The error message in the console:

  throw new MongooseError('The `uri` parameter to `openUri()` must be a ' +
    ^
Error [MongooseError]: The `uri` parameter to `openUri()` must be a string, got "undefined". Make sure the first parameter to `mongoose.connect()` or `mongoose.createConnection()` is a string.

Answer 1

You have uncaught exceptions in Components Signup and Signin.

// Signin.js
const clickSubmit = (event) => {
    event.preventDefault()
    setValues({ ...values, error: false, loading: true })
    signin({ email, password }).then(data => {
        if (data.error) {
            setValues({ ...values, error: data.error, loading: false })
        } else {
            authenticate(data, () => {
                setValues({
                    ...values,
                    redirectToReferrer: true
                })
            })
        }
    }).catch(exc => {
        console.error("+++ exc signin: ", exc)
        // we log error 
        setValues({ ...values, error: exc.message, loading: false })
    });
}



// Signup.js
const clickSubmit = event => {
    event.preventDefault();
    setValues({ ...values, error: false });
    signup({ name, email, password }).then(data => {
        console.log("++ data: ", data);

        // if you need to check error from backend
        // else all exceptions are captured in catch block 
        if (data.error) {
            setValues({ ...values, error: data.error, success: false });
        } else {
            setValues({
                ...values,
                name: '',
                email: '',
                password: '',
                error: '',
                success: true
            });
        }
    }).catch(exc => {
        console.error('++ exc: ', exc);

        setValues({ ...values, error: exc.message, success: false });
    })
};

Then in auth/index.js, only return fetch promise and let calling function handle exception.

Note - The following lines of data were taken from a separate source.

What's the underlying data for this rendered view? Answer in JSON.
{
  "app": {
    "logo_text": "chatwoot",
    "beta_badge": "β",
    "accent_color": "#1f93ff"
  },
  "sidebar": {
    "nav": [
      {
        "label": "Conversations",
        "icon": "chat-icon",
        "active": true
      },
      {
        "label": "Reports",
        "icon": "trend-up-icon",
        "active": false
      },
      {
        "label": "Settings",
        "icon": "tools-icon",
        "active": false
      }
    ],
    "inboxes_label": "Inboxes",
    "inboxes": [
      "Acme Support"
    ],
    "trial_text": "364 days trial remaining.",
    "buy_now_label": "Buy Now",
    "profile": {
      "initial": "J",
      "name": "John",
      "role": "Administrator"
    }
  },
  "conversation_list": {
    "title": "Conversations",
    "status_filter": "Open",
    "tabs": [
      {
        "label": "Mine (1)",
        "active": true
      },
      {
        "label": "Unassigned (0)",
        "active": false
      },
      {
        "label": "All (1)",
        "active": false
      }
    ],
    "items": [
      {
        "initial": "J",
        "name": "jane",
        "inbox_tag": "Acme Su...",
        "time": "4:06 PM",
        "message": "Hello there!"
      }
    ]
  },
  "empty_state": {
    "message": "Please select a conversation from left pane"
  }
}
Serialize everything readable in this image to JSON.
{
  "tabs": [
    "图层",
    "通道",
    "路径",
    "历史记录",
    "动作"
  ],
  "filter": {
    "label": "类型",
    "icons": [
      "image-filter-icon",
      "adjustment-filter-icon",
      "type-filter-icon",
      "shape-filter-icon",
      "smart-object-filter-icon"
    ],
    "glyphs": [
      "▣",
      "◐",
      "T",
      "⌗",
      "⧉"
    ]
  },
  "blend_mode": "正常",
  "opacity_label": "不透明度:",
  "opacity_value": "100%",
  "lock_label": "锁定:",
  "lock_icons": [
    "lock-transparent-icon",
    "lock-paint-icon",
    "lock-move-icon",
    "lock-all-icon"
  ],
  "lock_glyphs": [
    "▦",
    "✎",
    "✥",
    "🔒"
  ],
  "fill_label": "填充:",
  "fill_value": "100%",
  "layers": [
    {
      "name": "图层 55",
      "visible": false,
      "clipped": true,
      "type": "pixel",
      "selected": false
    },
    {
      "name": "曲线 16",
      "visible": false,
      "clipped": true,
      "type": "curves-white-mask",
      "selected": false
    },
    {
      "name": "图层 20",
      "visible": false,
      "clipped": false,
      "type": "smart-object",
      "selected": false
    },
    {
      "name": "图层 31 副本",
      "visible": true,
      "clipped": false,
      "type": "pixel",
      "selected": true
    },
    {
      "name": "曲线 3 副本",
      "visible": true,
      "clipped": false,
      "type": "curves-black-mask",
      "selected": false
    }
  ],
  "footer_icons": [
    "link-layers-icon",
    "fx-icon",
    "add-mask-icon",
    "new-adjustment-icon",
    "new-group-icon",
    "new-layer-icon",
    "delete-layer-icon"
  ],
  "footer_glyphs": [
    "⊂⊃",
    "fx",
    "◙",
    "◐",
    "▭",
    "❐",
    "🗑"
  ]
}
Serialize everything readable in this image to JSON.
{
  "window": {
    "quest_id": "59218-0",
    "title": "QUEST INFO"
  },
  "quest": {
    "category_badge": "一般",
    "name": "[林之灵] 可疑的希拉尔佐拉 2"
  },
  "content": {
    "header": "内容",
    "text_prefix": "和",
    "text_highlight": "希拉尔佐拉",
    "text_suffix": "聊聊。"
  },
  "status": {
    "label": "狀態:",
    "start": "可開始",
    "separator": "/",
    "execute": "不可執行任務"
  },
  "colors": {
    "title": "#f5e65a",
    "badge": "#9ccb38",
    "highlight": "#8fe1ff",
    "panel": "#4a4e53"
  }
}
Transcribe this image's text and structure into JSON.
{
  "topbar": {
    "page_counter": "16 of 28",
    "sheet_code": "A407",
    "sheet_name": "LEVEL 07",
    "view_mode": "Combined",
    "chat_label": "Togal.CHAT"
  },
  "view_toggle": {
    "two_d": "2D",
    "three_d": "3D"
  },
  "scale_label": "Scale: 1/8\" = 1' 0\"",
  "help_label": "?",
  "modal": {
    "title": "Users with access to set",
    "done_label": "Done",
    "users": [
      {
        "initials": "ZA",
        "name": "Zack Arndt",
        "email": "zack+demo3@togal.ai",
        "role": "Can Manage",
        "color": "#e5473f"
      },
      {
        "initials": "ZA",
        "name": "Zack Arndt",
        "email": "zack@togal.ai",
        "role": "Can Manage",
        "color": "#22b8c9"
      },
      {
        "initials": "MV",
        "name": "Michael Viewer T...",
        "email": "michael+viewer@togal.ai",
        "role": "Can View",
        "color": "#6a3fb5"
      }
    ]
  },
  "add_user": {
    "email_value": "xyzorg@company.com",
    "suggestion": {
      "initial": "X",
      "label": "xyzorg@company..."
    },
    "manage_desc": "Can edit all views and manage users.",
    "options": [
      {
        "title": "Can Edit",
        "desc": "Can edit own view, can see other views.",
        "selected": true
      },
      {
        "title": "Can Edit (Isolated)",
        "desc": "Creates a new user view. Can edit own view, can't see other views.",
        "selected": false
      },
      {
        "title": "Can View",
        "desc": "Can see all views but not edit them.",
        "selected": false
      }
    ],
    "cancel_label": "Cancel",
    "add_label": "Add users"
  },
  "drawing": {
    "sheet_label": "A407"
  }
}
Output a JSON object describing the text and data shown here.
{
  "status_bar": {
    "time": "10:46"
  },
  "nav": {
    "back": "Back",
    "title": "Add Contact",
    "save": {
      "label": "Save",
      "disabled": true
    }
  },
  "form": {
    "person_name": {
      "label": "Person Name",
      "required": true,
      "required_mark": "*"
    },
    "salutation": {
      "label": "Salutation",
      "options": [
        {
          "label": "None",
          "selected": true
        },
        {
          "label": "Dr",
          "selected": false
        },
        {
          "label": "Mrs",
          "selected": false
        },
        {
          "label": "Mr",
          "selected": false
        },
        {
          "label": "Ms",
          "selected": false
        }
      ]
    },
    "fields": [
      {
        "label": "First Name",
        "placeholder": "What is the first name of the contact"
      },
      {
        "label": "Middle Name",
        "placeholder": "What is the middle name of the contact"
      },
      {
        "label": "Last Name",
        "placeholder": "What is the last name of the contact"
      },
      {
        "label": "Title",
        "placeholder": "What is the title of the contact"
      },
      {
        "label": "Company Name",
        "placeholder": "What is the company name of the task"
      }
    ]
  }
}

 // cors mode to allow cross-origin 
 export const signup = (user) => {
    return fetch(`${API}/signup`, {
        method: "POST",
        mode: 'cors',
        headers: {
            Accept: 'application/json',
            "Content-Type": "application/json"
        },
        body: JSON.stringify(user)
    })
        .then(response => {
            return response.json()
        })

};



// mode cors to allow cross-origin access
export const signin = (user) => {
    return fetch(`${API}/signin`, {
        method: "POST",
        mode: 'cors',
        headers: {
            Accept: 'application/json',
            "Content-Type": "application/json"
        },
        body: JSON.stringify(user)
    })
        .then(response => {
            return response.json()
        })

}

On backend end, make sure these keys are set process.env.JWT_SECRET or you can either use a default value in case key is not set or exit app on startup if important keys are not set.

process.env.JWT_SECRET || 'default_ket'

You need to create .env file at root of ecommerce-back and in it

DATABASE=mongodb://localhost:27017/Ecommerce
JWT_SECRET=secret

Here, it is Mongo is running on default port and your database name is Ecommerce, otherwise set values according to your setup.